Random function models and kriging constitute the core of the geostatistical methods created by Georges Matheron in the 1960s and further developed at the research center he created in 1968 at Ecole des Mines de Paris, Fontainebleau. Initially developed to avoid bias in the estimation of the average grade of mining panels delimited for their exploitation, kriging received progressively applications in all domains of natural resources evaluation and earth sciences, and more recently in completely new domains, for example, the design and analysis of computer experiments (DACE). While the basic theory of kriging is rather straightforward, its application to a large diversity of situations requires extensions of the random function models considered and sound solutions to practical problems. This chapter presents the origins of kriging as well as the development of its theory and its applications along the last fifty years.

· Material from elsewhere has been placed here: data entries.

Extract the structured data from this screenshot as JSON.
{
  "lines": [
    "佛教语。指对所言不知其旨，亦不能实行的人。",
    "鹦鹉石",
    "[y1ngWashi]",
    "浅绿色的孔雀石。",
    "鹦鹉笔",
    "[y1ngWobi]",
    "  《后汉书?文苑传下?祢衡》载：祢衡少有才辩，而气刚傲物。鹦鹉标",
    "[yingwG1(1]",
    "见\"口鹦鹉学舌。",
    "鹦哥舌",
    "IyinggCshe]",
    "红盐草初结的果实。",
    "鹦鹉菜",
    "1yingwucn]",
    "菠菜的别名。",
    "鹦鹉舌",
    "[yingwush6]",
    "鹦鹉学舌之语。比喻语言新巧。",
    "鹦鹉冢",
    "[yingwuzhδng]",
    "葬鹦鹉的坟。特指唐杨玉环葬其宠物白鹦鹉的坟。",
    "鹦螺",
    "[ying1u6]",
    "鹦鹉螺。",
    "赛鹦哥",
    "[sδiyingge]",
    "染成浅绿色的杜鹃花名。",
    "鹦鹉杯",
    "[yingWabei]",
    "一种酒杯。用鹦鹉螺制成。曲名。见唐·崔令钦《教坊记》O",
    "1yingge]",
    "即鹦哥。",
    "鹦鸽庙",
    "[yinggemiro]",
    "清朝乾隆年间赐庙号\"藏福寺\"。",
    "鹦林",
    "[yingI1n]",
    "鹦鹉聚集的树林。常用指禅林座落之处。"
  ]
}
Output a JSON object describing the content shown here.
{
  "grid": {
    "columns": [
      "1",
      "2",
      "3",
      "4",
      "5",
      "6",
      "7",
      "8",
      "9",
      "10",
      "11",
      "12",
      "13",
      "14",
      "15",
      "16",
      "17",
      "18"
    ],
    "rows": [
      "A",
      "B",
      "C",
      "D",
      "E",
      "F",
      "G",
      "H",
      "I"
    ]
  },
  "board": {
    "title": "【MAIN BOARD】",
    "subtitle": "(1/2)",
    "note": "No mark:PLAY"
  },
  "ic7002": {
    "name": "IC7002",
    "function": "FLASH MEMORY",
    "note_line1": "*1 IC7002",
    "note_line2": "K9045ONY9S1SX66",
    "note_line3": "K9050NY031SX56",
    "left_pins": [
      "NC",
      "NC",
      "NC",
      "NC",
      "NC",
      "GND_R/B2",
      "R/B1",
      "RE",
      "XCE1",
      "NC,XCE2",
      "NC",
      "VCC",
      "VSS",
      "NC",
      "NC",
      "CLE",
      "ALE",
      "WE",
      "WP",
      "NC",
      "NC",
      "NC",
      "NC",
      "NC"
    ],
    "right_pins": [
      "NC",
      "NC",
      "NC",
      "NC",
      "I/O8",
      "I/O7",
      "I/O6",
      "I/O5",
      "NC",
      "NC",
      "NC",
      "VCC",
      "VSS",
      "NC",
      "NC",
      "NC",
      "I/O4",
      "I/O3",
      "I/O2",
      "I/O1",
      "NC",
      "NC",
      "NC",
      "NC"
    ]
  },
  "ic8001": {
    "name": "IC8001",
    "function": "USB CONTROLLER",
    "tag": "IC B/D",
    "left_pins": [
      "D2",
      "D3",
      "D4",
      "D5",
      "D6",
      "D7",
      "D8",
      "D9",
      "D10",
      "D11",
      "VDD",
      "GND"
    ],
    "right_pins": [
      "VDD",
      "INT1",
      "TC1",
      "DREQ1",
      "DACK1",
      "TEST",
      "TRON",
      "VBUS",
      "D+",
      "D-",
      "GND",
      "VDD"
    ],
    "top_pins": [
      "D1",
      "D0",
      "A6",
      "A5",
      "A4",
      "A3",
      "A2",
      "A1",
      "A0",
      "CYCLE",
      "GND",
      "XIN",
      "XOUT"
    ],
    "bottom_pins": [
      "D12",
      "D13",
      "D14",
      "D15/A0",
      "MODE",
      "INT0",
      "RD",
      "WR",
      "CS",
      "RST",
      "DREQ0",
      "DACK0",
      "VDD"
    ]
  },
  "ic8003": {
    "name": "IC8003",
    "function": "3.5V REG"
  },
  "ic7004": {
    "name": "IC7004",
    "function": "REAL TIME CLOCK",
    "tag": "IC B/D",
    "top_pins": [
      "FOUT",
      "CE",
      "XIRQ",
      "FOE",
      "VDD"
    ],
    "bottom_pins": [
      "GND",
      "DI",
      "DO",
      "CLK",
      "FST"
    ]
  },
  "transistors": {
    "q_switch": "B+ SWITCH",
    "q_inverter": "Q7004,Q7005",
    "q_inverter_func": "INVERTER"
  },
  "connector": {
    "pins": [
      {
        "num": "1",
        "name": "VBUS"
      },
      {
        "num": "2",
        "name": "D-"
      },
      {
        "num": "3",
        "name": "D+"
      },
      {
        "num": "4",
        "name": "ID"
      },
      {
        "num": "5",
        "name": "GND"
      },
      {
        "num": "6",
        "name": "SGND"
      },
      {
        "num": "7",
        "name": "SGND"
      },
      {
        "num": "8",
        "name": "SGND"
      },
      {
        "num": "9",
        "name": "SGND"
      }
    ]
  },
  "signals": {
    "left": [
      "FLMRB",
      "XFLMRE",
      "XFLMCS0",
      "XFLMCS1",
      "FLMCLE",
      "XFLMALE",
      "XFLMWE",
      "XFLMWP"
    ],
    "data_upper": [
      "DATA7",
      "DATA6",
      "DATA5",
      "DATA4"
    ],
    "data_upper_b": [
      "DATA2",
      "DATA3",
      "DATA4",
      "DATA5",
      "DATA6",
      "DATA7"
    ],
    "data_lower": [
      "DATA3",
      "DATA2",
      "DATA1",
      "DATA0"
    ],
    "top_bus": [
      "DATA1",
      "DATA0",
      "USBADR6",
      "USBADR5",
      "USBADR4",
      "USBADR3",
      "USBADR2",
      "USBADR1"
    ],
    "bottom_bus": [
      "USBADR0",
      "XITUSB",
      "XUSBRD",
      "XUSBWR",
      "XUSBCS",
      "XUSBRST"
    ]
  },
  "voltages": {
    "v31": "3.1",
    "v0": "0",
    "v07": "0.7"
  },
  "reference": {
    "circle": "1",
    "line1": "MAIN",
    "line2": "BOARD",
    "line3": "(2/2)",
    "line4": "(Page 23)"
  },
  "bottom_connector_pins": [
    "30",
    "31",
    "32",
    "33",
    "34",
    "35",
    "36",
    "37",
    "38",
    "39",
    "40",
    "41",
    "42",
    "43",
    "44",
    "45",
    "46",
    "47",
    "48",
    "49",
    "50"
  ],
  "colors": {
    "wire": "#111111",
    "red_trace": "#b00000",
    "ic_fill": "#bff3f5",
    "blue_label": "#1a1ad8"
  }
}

More details are given for methods presently in development to efficiently handle kriging in situations with a large number of data and a nonstationary behavior, notably the Gaussian Markov random field (GMRF) approximation and the stochastic partial differential (SPDE) approach, with a synthetic case study concerning the latter.

Part IV - Reviews | Pp. 589-612

Multiple Point Statistics: A Review

Pejman Tahmasebi

Geostatistical modeling is one of the most important tools for building an ensemble of probable realizations in earth science. Among them, multiple-point statistics (MPS) has recently gone under a remarkable progress in handling complex and more realistic phenomenon that can produce large amount of the expected uncertainty and variability. Such progresses are mostly due to the recent increase in more advanced computational techniques/power. In this review chapter, the recent important developments in MPS are thoroughly reviewed. Furthermore, the advantages and disadvantages of each method are discussed as well. Finally, this chapter provides a brief review on the current challenges and paths that might be considered as future research.